Cryotolerance of stallion spermatozoa is related to ROS production and mitochondrial membrane potential rather than to the integrity of sperm nucleus

Summary Although cryopreservation of stallion spermatozoa allows long‐term preservation of spermatozoa from particular stallions and facilitates international trade, it is understood to inflict damages on sperm cells that may finally reduce their fertilizing ability. In addition, individual differences are known to exist in the sperm ability to withstand freeze‐thawing protocols. To date, these differences have mainly been reported on the basis of sperm motility and membrane integrity. For this reason, the present work sought to determine differences between good (good freezability ejaculates: GFE ) and poor (poor freezability ejaculates: PFE ) freezability stallion ejaculates in other sperm parameters, including peroxide and superoxide levels, potential of mitochondrial membrane and nuclear integrity. With this purpose, a total of 24 stallion ejaculates were cryopreserved and classified into two groups ( GFE vs. PFE ), depending on their sperm membrane integrity and motility after freeze‐thawing.
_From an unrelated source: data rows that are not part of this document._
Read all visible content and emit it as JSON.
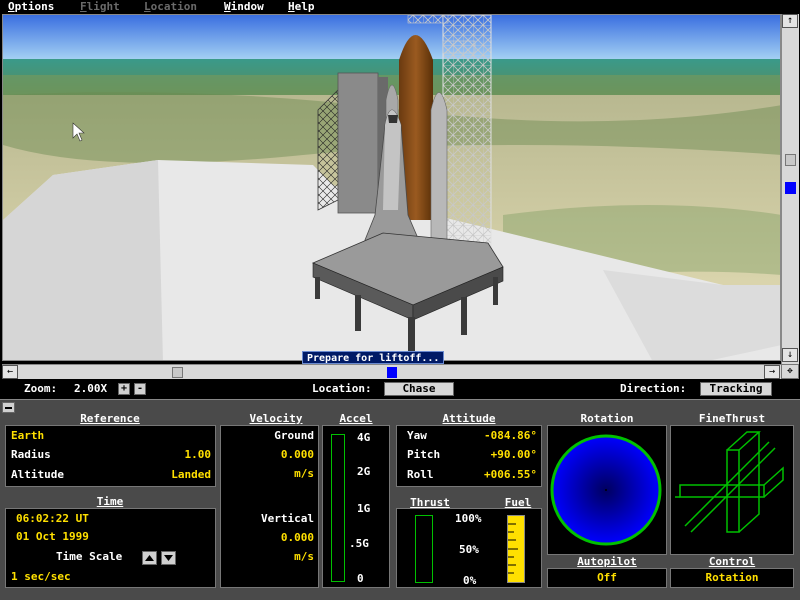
{
  "menu": {
    "options": "Options",
    "flight": "Flight",
    "location": "Location",
    "window": "Window",
    "help": "Help"
  },
  "viewport": {
    "status_message": "Prepare for liftoff..."
  },
  "scrollbars": {
    "up": "↑",
    "down": "↓",
    "left": "←",
    "right": "→",
    "corner": "✥"
  },
  "controls": {
    "zoom_label": "Zoom:",
    "zoom_value": "2.00X",
    "zoom_in": "+",
    "zoom_out": "-",
    "location_label": "Location:",
    "location_value": "Chase",
    "direction_label": "Direction:",
    "direction_value": "Tracking"
  },
  "reference": {
    "header": "Reference",
    "body": "Earth",
    "radius_label": "Radius",
    "radius_value": "1.00",
    "altitude_label": "Altitude",
    "altitude_value": "Landed"
  },
  "time": {
    "header": "Time",
    "clock": "06:02:22 UT",
    "date": "01 Oct 1999",
    "scale_label": "Time Scale",
    "scale_value": "1 sec/sec"
  },
  "velocity": {
    "header": "Velocity",
    "ground_label": "Ground",
    "ground_value": "0.000",
    "ground_unit": "m/s",
    "vertical_label": "Vertical",
    "vertical_value": "0.000",
    "vertical_unit": "m/s"
  },
  "accel": {
    "header": "Accel",
    "ticks": [
      "4G",
      "2G",
      "1G",
      ".5G",
      "0"
    ]
  },
  "attitude": {
    "header": "Attitude",
    "yaw_label": "Yaw",
    "yaw_value": "-084.86°",
    "pitch_label": "Pitch",
    "pitch_value": "+90.00°",
    "roll_label": "Roll",
    "roll_value": "+006.55°"
  },
  "thrust": {
    "header": "Thrust",
    "level": 0
  },
  "fuel": {
    "header": "Fuel",
    "ticks": [
      "100%",
      "50%",
      "0%"
    ],
    "level": 1.0
  },
  "rotation": {
    "header": "Rotation"
  },
  "finethrust": {
    "header": "FineThrust"
  },
  "autopilot": {
    "header": "Autopilot",
    "value": "Off"
  },
  "control": {
    "header": "Control",
    "value": "Rotation"
  },
  "colors": {
    "readout_yellow": "#ffe000",
    "rotation_ball": "#0000ff",
    "rotation_ring": "#00c000",
    "finethrust_lines": "#00c000",
    "fuel_fill": "#ffe000",
    "panel_bg": "#4a4a4a"
  }
}
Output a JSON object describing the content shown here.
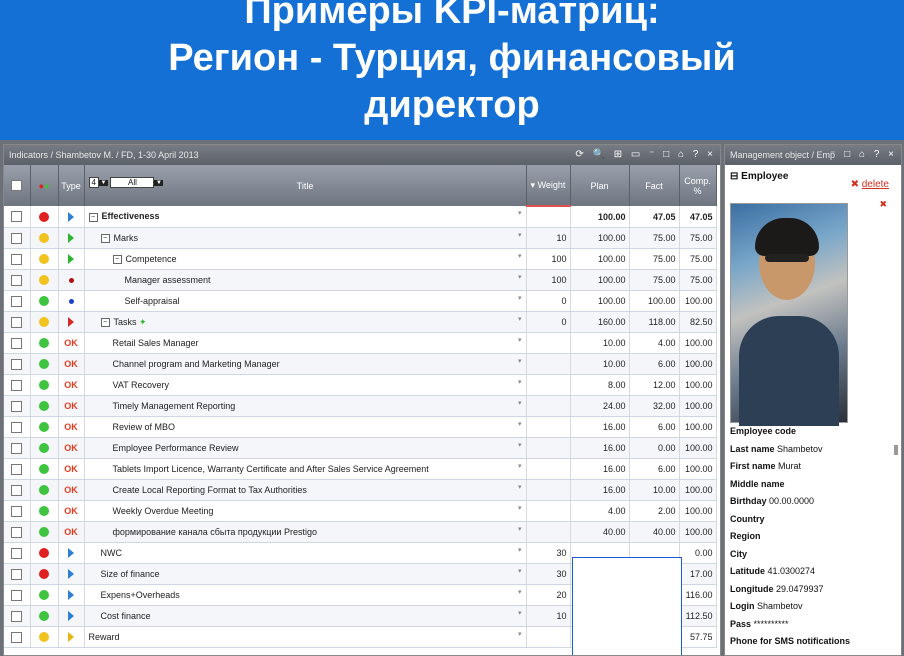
{
  "slide": {
    "title_line1": "Примеры KPI-матриц:",
    "title_line2": "Регион - Турция, финансовый",
    "title_line3": "директор"
  },
  "left_panel": {
    "title": "Indicators / Shambetov M. / FD, 1-30 April 2013",
    "tools": "⟳ 🔍 ⊞ ▭ ⁻ □ ⌂ ? ×",
    "columns": {
      "type": "Type",
      "level": "4",
      "filter": "All",
      "title": "Title",
      "weight": "Weight",
      "plan": "Plan",
      "fact": "Fact",
      "comp": "Comp. %"
    },
    "rows": [
      {
        "status": "#e02020",
        "type": "tri-blue",
        "indent": 0,
        "exp": "⊟",
        "title": "Effectiveness",
        "bold": true,
        "weight": "",
        "plan": "100.00",
        "fact": "47.05",
        "comp": "47.05"
      },
      {
        "status": "#f2c21e",
        "type": "tri-green",
        "indent": 1,
        "exp": "⊟",
        "title": "Marks",
        "weight": "10",
        "plan": "100.00",
        "fact": "75.00",
        "comp": "75.00"
      },
      {
        "status": "#f2c21e",
        "type": "tri-green",
        "indent": 2,
        "exp": "⊟",
        "title": "Competence",
        "weight": "100",
        "plan": "100.00",
        "fact": "75.00",
        "comp": "75.00"
      },
      {
        "status": "#f2c21e",
        "type": "dot-red",
        "indent": 3,
        "title": "Manager assessment",
        "weight": "100",
        "plan": "100.00",
        "fact": "75.00",
        "comp": "75.00"
      },
      {
        "status": "#3ec43e",
        "type": "dot-blue",
        "indent": 3,
        "title": "Self-appraisal",
        "weight": "0",
        "plan": "100.00",
        "fact": "100.00",
        "comp": "100.00"
      },
      {
        "status": "#f2c21e",
        "type": "tri-red",
        "indent": 1,
        "exp": "⊟",
        "title": "Tasks",
        "plus": "✦",
        "weight": "0",
        "plan": "160.00",
        "fact": "118.00",
        "comp": "82.50"
      },
      {
        "status": "#3ec43e",
        "type": "OK",
        "indent": 2,
        "title": "Retail Sales Manager",
        "weight": "",
        "plan": "10.00",
        "fact": "4.00",
        "comp": "100.00"
      },
      {
        "status": "#3ec43e",
        "type": "OK",
        "indent": 2,
        "title": "Channel program and Marketing Manager",
        "weight": "",
        "plan": "10.00",
        "fact": "6.00",
        "comp": "100.00"
      },
      {
        "status": "#3ec43e",
        "type": "OK",
        "indent": 2,
        "title": "VAT Recovery",
        "weight": "",
        "plan": "8.00",
        "fact": "12.00",
        "comp": "100.00"
      },
      {
        "status": "#3ec43e",
        "type": "OK",
        "indent": 2,
        "title": "Timely Management Reporting",
        "weight": "",
        "plan": "24.00",
        "fact": "32.00",
        "comp": "100.00"
      },
      {
        "status": "#3ec43e",
        "type": "OK",
        "indent": 2,
        "title": "Review of MBO",
        "weight": "",
        "plan": "16.00",
        "fact": "6.00",
        "comp": "100.00"
      },
      {
        "status": "#3ec43e",
        "type": "OK",
        "indent": 2,
        "title": "Employee Performance Review",
        "weight": "",
        "plan": "16.00",
        "fact": "0.00",
        "comp": "100.00"
      },
      {
        "status": "#3ec43e",
        "type": "OK",
        "indent": 2,
        "title": "Tablets Import Licence, Warranty Certificate and After Sales Service Agreement",
        "weight": "",
        "plan": "16.00",
        "fact": "6.00",
        "comp": "100.00"
      },
      {
        "status": "#3ec43e",
        "type": "OK",
        "indent": 2,
        "title": "Create Local Reporting Format to Tax Authorities",
        "weight": "",
        "plan": "16.00",
        "fact": "10.00",
        "comp": "100.00"
      },
      {
        "status": "#3ec43e",
        "type": "OK",
        "indent": 2,
        "title": "Weekly Overdue Meeting",
        "weight": "",
        "plan": "4.00",
        "fact": "2.00",
        "comp": "100.00"
      },
      {
        "status": "#3ec43e",
        "type": "OK",
        "indent": 2,
        "title": "формирование канала сбыта продукции Prestigo",
        "weight": "",
        "plan": "40.00",
        "fact": "40.00",
        "comp": "100.00"
      },
      {
        "status": "#e02020",
        "type": "tri-blue",
        "indent": 1,
        "title": "NWC",
        "weight": "30",
        "plan": "",
        "fact": "",
        "comp": "0.00"
      },
      {
        "status": "#e02020",
        "type": "tri-blue",
        "indent": 1,
        "title": "Size of finance",
        "weight": "30",
        "plan": "",
        "fact": "",
        "comp": "17.00"
      },
      {
        "status": "#3ec43e",
        "type": "tri-blue",
        "indent": 1,
        "title": "Expens+Overheads",
        "weight": "20",
        "plan": "",
        "fact": "",
        "comp": "116.00"
      },
      {
        "status": "#3ec43e",
        "type": "tri-blue",
        "indent": 1,
        "title": "Cost finance",
        "weight": "10",
        "plan": "",
        "fact": "",
        "comp": "112.50"
      },
      {
        "status": "#f2c21e",
        "type": "tri-yellow",
        "indent": 0,
        "title": "Reward",
        "weight": "",
        "plan": "",
        "fact": "",
        "comp": "57.75"
      }
    ]
  },
  "right_panel": {
    "title": "Management object / Emp",
    "tools": "⁻ □ ⌂ ? ×",
    "section": "Employee",
    "delete_label": "delete",
    "fields": [
      {
        "label": "Employee code",
        "value": ""
      },
      {
        "label": "Last name",
        "value": "Shambetov"
      },
      {
        "label": "First name",
        "value": "Murat"
      },
      {
        "label": "Middle name",
        "value": ""
      },
      {
        "label": "Birthday",
        "value": "00.00.0000"
      },
      {
        "label": "Country",
        "value": ""
      },
      {
        "label": "Region",
        "value": ""
      },
      {
        "label": "City",
        "value": ""
      },
      {
        "label": "Latitude",
        "value": "41.0300274"
      },
      {
        "label": "Longitude",
        "value": "29.0479937"
      },
      {
        "label": "Login",
        "value": "Shambetov"
      },
      {
        "label": "Pass",
        "value": "**********"
      },
      {
        "label": "Phone for SMS notifications",
        "value": ""
      }
    ]
  }
}
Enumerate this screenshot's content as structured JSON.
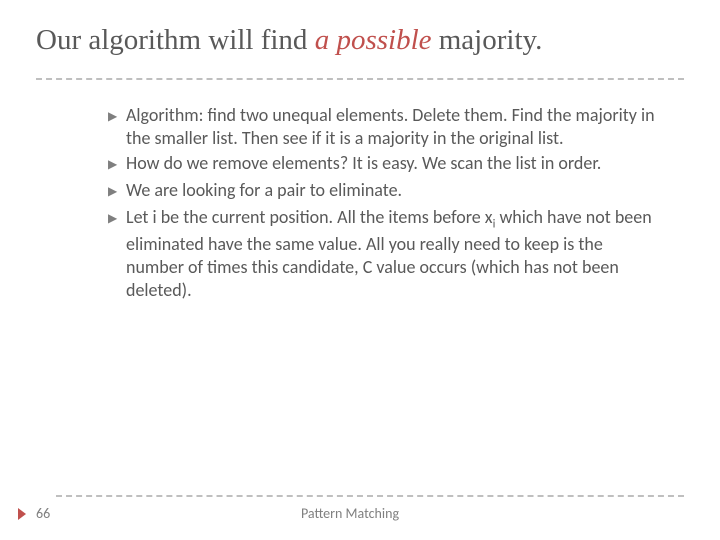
{
  "title": {
    "pre": "Our algorithm will find ",
    "em": "a possible",
    "post": " majority."
  },
  "bullets": [
    "Algorithm: find two unequal elements.  Delete them.  Find the majority in the smaller list.  Then see if it is a majority in the original list.",
    "How do we remove elements?  It is easy.  We scan the list in order.",
    "We are looking for a pair to eliminate.",
    "Let i be the current position.  All the items before x<span class=\"sub\">i</span> which have not been eliminated have the same value.  All you really need to keep is the number of times this  candidate, C value occurs (which has not been deleted)."
  ],
  "slide_number": "66",
  "footer_text": "Pattern Matching"
}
From the total of 24 ejaculates, 13 were classified as GFE and the other 11 were classified as PFE . Apart from differences in sperm membrane permeability and lipid disorder after freeze‐thawing, GFE presented significantly ( p  <   0.05) higher percentages of viable spermatozoa with high content of peroxides and of superoxides than PFE . In contrast, and despite cryopreservation of stallion spermatozoa increasing DNA fragmentation and disrupting disulphide bonds in sperm head proteins, no significant differences between GFE and PFE were seen. We can thus conclude that good and poor freezability stallion ejaculates differ in their reactive oxygen species levels after cryopreservation, but not in the damage extent on sperm nucleus.